With my sensitivity to heat being what it is, sitting in front of a stove in a kitchen equipped with little else than a window to keep me cool is a daunting task.  Baking has all but ceased for the season and meals that require very little preparation are preferable.  In this sort of weather, I need something simple.  Avocado on toast.  Or pasta salad. 

 

Kitschy as it may be, if well done pasta salad is a beloved part of any al fresco summer meal when the weather is bearable and dinners spent in front of the air conditioner recovering from one’s commute when it’s not.  There are an unlimited number of variations on pasta salad but this one strikes a perfect balance.  The bite of the vinegar and garlic is tempered by a subtle creaminess that is absorbed by the warm pasta.  It’s satisfying without being too creamy or heavy.   It’s also the kind of recipe that allows you to assemble your ingredients in 15 minutes or so in the relative cool of your kitchen before you put on the pasta water and promptly abandon the heat of the stove.  It can be served chilled or at room temperature. 
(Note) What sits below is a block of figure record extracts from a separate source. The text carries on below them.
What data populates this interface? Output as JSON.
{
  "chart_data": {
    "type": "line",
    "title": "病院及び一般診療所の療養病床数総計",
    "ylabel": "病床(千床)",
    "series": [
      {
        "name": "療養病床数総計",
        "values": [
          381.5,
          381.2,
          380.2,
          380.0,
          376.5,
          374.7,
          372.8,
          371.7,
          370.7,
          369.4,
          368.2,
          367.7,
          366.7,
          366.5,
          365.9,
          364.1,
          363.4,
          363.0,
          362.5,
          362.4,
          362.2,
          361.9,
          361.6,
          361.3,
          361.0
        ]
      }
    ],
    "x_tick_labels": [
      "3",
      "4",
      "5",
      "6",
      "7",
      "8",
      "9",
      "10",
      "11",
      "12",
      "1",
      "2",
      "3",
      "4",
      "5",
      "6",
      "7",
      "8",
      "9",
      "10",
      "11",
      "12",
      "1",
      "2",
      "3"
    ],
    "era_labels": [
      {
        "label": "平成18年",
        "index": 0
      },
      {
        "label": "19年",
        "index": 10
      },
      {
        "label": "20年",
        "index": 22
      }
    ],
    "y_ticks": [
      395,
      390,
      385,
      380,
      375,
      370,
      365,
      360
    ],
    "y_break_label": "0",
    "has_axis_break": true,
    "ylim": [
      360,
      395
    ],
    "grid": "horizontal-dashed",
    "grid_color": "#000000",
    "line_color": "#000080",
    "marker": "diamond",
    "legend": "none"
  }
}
This recipe calls for ingredients widely available at any grocery store or market.  If you have difficulty finding capers, keep an eye out for Goya and Roland brands which are widely distributed and decently priced (under $3 at my corner store).  You should have no trouble finishing the jar; although I used to hate them, capers add a subtle briny flavor to any number of dishes and vinaigrettes and can be used as an alternative to anchovies.  Rinse them if the capers are too intense straight from the jar. 
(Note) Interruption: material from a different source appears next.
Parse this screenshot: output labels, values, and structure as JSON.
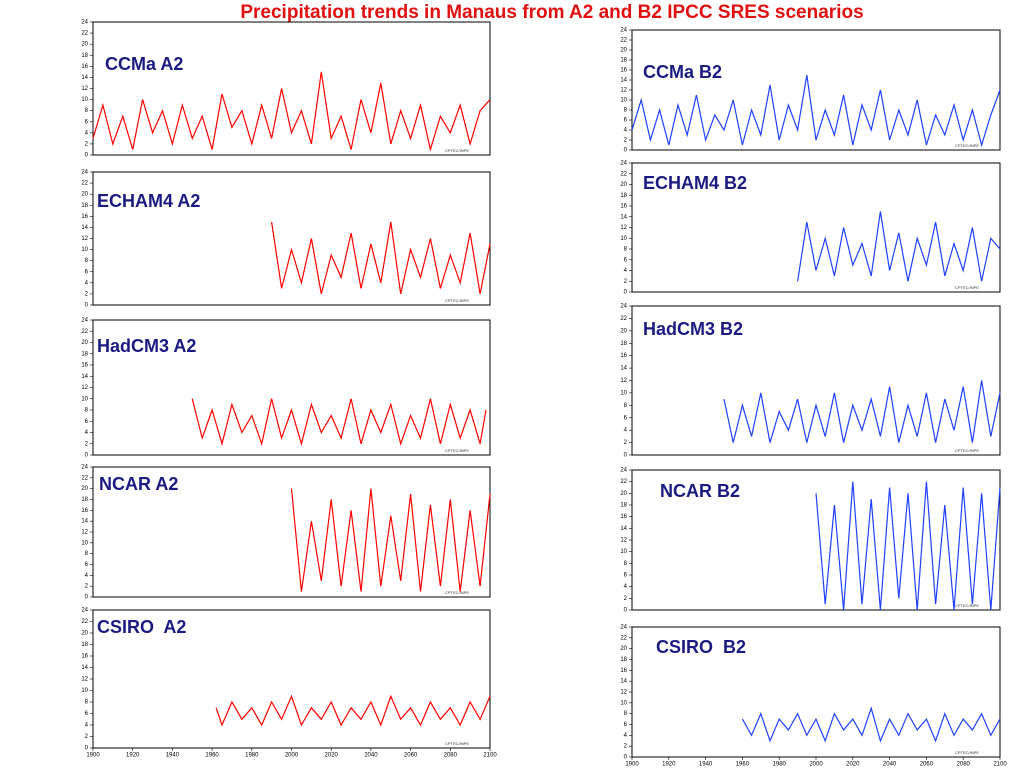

Pasta Salad with Cauliflower

Adapted from Deborah Madison’s Vegetarian Cooking for Everyone

1 medium head cauliflower

1 lb corkscrew pasta

½ to ¾ cup finely chopped scallions

2 tomates, finely diced

1 large shallot or ¼ sweet onion, finely diced

2 cloves garlic, grated or finely minced

¼ cup finely chopped parsley

2 tablespoons capers, rinsed, finely chopped

1/3 cup extra virgin olive oil

2 tablespoons red or white wine vinegar

2 tablespoons mayonnaise or sour cream

1 tablespoon Dijon mustard

Lemon juice, to taste

Salt and pepper, to taste

1 tablespoon chives (optional)

In a large pot, bring 4 liters of salted water to a boil. 

In a medium bowl, combine the scallions, tomatoes, shallots, garlic, parsley, and capers.  Add the vinegar, mayonnaise, and Dijon then gradually whisk in approximately 1/3 cup of extra virgin olive oil until the mixture is combined. 

Cut the florets from the head of cauliflower into bite-size pieces and set aside. 

Add the pasta when the water is at a rolling boil.  When the pasta is half-cooked and is still quite firm in the middle, add the cauliflower to the pot.  You can add the cauliflower later in the cooking process for a quick blanche but be careful not to leave it in for too long as it will fall apart in your salad.  You can also cook the pasta and cauliflower separately, as recommended by Deborah Madison. 

Drain the pasta and cauliflower, return to the pot.  Add the vinaigrette and tomato mixture and toss gently until everything is evenly incorporated.  Add lemon juice, salt and pepper to taste.